C羅還沒明白過來怎麽回事,就忽然感覺有點窒息,木桶裏的空間忽然變得無比狹小,而眼前白花花的一片是……

“卡卡!”葡萄牙人大驚失色,扒着木桶邊緣擠出來,濕淋淋地站在一邊,震驚地看向坐在木桶裏的男人。

這的确是正常大小,186cm的卡卡。只不過他現在正呆若木雞地坐着,雙腿疊起,膝蓋稍微冒出水面,放佛還沒從忽然變換的視角裏走出來。

“哇塞卡卡,你變回正常大小了!”C羅歡呼雀躍,蹲下拍了拍卡卡的肩膀。巴西人回過神來,難以置信地擡起雙手看了看,再環視周圍的家具,每一件的大小都變得那麽正常,那麽适合他使用。

“Cris,我真的……”

“好啦,我去把我的衣服找兩件寬松的出來給你穿,貌似你比我高那麽一點點吧……”帶着不爽的語氣,C羅跑到卧室裏去翻翻找找了,卡卡在木桶裏好奇地舒展着自己的手腳,只感覺世界無比新鮮。

既然卡卡已經變回正常大小,C羅也就不太好意思直接看他光溜溜的樣子,把衣服一扔,就回到客廳裏等待。

卡卡穿着耐克的休閑白T恤和純棉短褲走出來,好像煥然新生一般清爽。他在C羅旁邊坐下,伸出手,笑容和煦:“其實我們還沒有正式認識過,對吧,Cris。”

C羅用拳頭撞了下他的手掌,半開玩笑地說:“我都看了那麽多回你光溜溜的身體,還不算認識你?說真的,你準備怎麽解釋失蹤的事情?”

卡卡撓撓栗發,表示還沒想好。驚喜來得太突然,根本沒有一絲絲防備。

“那你需要訂最近的一班回巴西的機票嗎?”C羅搖搖手機,表示可以替他搞定。

卡卡卻搖頭,“我現在如果出現在公衆視線中,完全不知該如何處理關于失蹤的問題,必須先謹慎一些。”

“嗯有道理,沒想到恢複過來之後也有這麽多麻煩事需要考慮。”C羅手支着下巴,感嘆一聲:“其實我還挺舍不得你的,卡卡,我們還是朋友對吧?”

“當然。”卡卡莫名地耳朵一紅,想到剛才變回來之前的場景,忽然有點心虛,用臉接觸嘴唇什麽的,是接吻嗎?不不不,怎麽能想這個呢,男人和男人之間,就算是接吻,也只是意外,或者是友誼的象征……

“還好當時訂房間的時候就有兩張床,你正好可以睡。”C羅起身走向卧室,只穿一條熱褲的小麥色長腿在卡卡視線所及的範圍內漸漸遠離,他心裏不知怎麽的就生出“真好看”的想法。

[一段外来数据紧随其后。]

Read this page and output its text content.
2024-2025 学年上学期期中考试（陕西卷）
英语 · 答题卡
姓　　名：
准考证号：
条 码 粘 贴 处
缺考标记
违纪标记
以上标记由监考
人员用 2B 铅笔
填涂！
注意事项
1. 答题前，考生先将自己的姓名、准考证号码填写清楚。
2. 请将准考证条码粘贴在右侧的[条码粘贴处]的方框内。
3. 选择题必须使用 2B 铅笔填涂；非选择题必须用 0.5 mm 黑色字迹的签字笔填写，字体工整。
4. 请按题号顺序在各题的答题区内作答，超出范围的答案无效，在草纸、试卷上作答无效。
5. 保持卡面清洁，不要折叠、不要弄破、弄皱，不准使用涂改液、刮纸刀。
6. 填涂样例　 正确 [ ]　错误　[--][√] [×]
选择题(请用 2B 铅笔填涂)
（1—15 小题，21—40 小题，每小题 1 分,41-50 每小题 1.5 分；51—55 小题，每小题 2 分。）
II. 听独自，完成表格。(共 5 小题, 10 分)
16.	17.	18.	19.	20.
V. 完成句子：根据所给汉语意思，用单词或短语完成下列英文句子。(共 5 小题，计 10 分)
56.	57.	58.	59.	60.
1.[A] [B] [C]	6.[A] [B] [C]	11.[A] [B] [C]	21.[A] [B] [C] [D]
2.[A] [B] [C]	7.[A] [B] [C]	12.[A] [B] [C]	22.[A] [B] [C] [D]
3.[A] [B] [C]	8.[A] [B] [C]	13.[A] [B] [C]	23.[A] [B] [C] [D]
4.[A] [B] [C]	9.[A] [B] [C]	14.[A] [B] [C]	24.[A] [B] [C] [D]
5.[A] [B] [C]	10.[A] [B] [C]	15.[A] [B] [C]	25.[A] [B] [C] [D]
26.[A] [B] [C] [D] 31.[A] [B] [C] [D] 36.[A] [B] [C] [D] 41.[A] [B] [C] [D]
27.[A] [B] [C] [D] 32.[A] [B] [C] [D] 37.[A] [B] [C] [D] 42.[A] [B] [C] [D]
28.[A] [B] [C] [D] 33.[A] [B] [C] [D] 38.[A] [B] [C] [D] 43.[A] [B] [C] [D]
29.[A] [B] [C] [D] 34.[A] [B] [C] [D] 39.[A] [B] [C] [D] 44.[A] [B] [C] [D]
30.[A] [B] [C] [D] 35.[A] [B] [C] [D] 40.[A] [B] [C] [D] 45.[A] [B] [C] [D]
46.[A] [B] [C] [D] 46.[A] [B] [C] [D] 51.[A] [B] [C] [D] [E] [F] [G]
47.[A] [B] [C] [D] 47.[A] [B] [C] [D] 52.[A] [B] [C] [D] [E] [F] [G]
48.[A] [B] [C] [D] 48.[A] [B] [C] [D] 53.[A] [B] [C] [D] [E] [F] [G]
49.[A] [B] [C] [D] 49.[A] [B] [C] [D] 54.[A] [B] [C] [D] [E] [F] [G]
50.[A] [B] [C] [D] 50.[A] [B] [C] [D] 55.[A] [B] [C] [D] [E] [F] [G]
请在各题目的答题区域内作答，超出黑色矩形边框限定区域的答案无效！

夜裏,C羅特地放棄主卧的大床,轉而和卡卡一起躺在次卧并排的兩張單人床上。兩人以前也是睡在一間屋裏,一個在床上,一個在菜籃裏。然而這次,一轉頭就能借着床頭燈看見對方的側臉,兩個人心裏都有種脹呼呼的感覺,一時無法入眠。

“卡卡,你睡了嗎?”

“還沒有。”

C羅窸窸窣窣的一陣翻動,側過身去望着卡卡,“很高興你又能回來踢球,希望我們歐冠還能遇見,我要再和你踢一次。”

卡卡抿唇笑:“嗯,我也這麽希望。”

一打開話頭,他們就忍不住歡快地談論起比賽以及卡卡這兩個多月小人國的生活,說到家裏的小樓梯、嬰兒防撞角、洗澡用水杯、微型足球、迷你套裝……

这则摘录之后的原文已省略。